Egypt’s red sea coast runs from the Gulf of Suez to the Sudanese border. This exquisite corridor of tinted mountains and radiant waters known as the Red Sea has a length of 2350 Km and joins the Mediterranean Sea to the Indian Ocean. Despite the fact that it is so narrow, it is a very deep sea. A veritable wall of water almost 2500 meters in his centre dropping to 600-800 meters near the reefs.
The end of the Sinai Peninsula is one of the most beautiful areas in the Red Sea and attracts divers from all over, making it one of the most sought after diving zones in the world.

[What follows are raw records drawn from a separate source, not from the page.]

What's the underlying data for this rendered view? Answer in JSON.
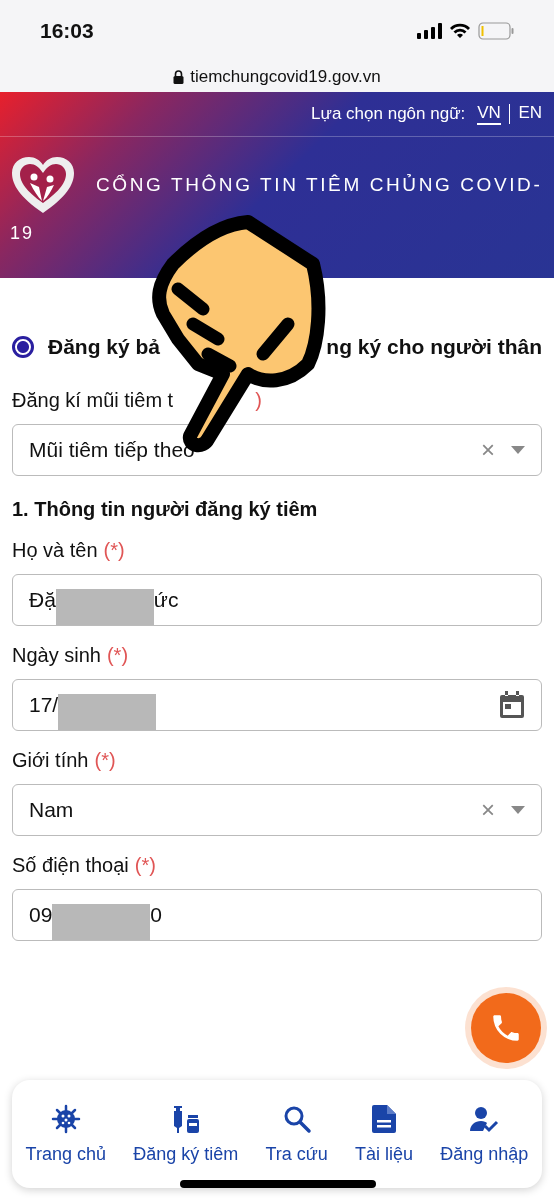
{
  "status_bar": {
    "time": "16:03"
  },
  "address_bar": {
    "url": "tiemchungcovid19.gov.vn"
  },
  "header": {
    "language_label": "Lựa chọn ngôn ngữ:",
    "languages": [
      {
        "label": "VN",
        "selected": true
      },
      {
        "label": "EN",
        "selected": false
      }
    ],
    "title_line_1": "CỔNG THÔNG TIN TIÊM CHỦNG COVID-",
    "title_line_2": "19"
  },
  "registration_type": {
    "selected_option": {
      "label": "Đăng ký bả",
      "selected": true
    },
    "second_option_visible": "ng ký cho người thân"
  },
  "dose_field": {
    "label": "Đăng kí mũi tiêm t",
    "required_mark": ")",
    "value": "Mũi tiêm tiếp theo",
    "clear_glyph": "×"
  },
  "section_title": "1. Thông tin người đăng ký tiêm",
  "fields": [
    {
      "kind": "text",
      "label": "Họ và tên",
      "required_mark": "(*)",
      "value_start": "Đặ",
      "value_end": "ức",
      "redacted": true
    },
    {
      "kind": "date",
      "label": "Ngày sinh",
      "required_mark": "(*)",
      "value_start": "17/",
      "redacted": true
    },
    {
      "kind": "select",
      "label": "Giới tính",
      "required_mark": "(*)",
      "value_start": "Nam",
      "clear_glyph": "×"
    },
    {
      "kind": "text",
      "label": "Số điện thoại",
      "required_mark": "(*)",
      "value_start": "09",
      "value_end": "0",
      "redacted": true
    }
  ],
  "bottom_nav": [
    {
      "label": "Trang chủ"
    },
    {
      "label": "Đăng ký tiêm"
    },
    {
      "label": "Tra cứu"
    },
    {
      "label": "Tài liệu"
    },
    {
      "label": "Đăng nhập"
    }
  ]
}
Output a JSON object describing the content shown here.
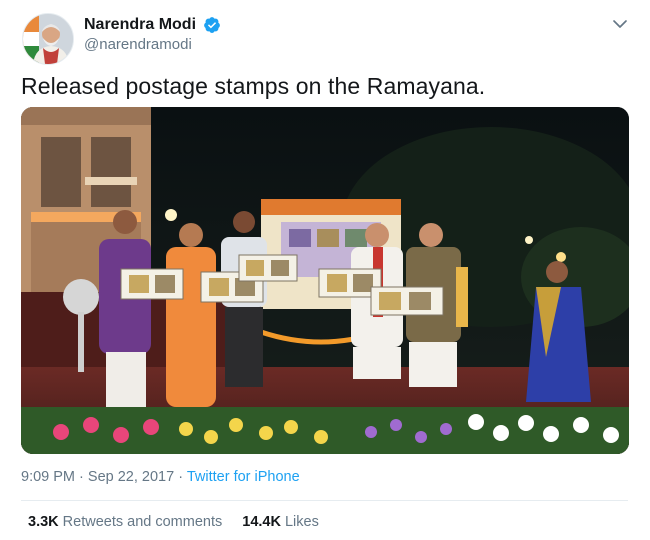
{
  "tweet": {
    "author_name": "Narendra Modi",
    "author_handle": "@narendramodi",
    "verified": true,
    "text": "Released postage stamps on the Ramayana.",
    "time": "9:09 PM",
    "separator1": "·",
    "date": "Sep 22, 2017",
    "separator2": "·",
    "source": "Twitter for iPhone",
    "retweets_count": "3.3K",
    "retweets_label": "Retweets and comments",
    "likes_count": "14.4K",
    "likes_label": "Likes"
  },
  "icons": {
    "verified": "verified-badge-icon",
    "menu": "chevron-down-icon"
  },
  "colors": {
    "accent": "#1da1f2",
    "secondary_text": "#657786",
    "primary_text": "#14171a"
  }
}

Although the fauna is more or less the same through the Sinai, the sea bottoms vary greatly. Mask, snorkel and a pair of fins is all you need to explore the extraordinary marine life and coral reefs. For those wanting to explore greater depths, underwater certificates can be obtained on the spot. Further below the diver will discover the magic of this underwater Eden, shells, rare fish, coral, turtles and maybe the occasional shark.
The sea bottom is also the final resting place of a few shipwrecks, including the Dunraven that went down in 1876 and the Thistlegorm, Sinai’s most prized wreck, a British warship discovered in the 1950’s by Jacques Cousteau. It was rediscovered in 1993, laying at 17 to 35m to the north west of Ras Mohammed.
The Red Sea is a favourite tourist destination because of its coral reefs, ancient ports, teeming underwater life and historical sites. The mountain range coloured red by the mineral content has become Egypt’s most rapidly developing area.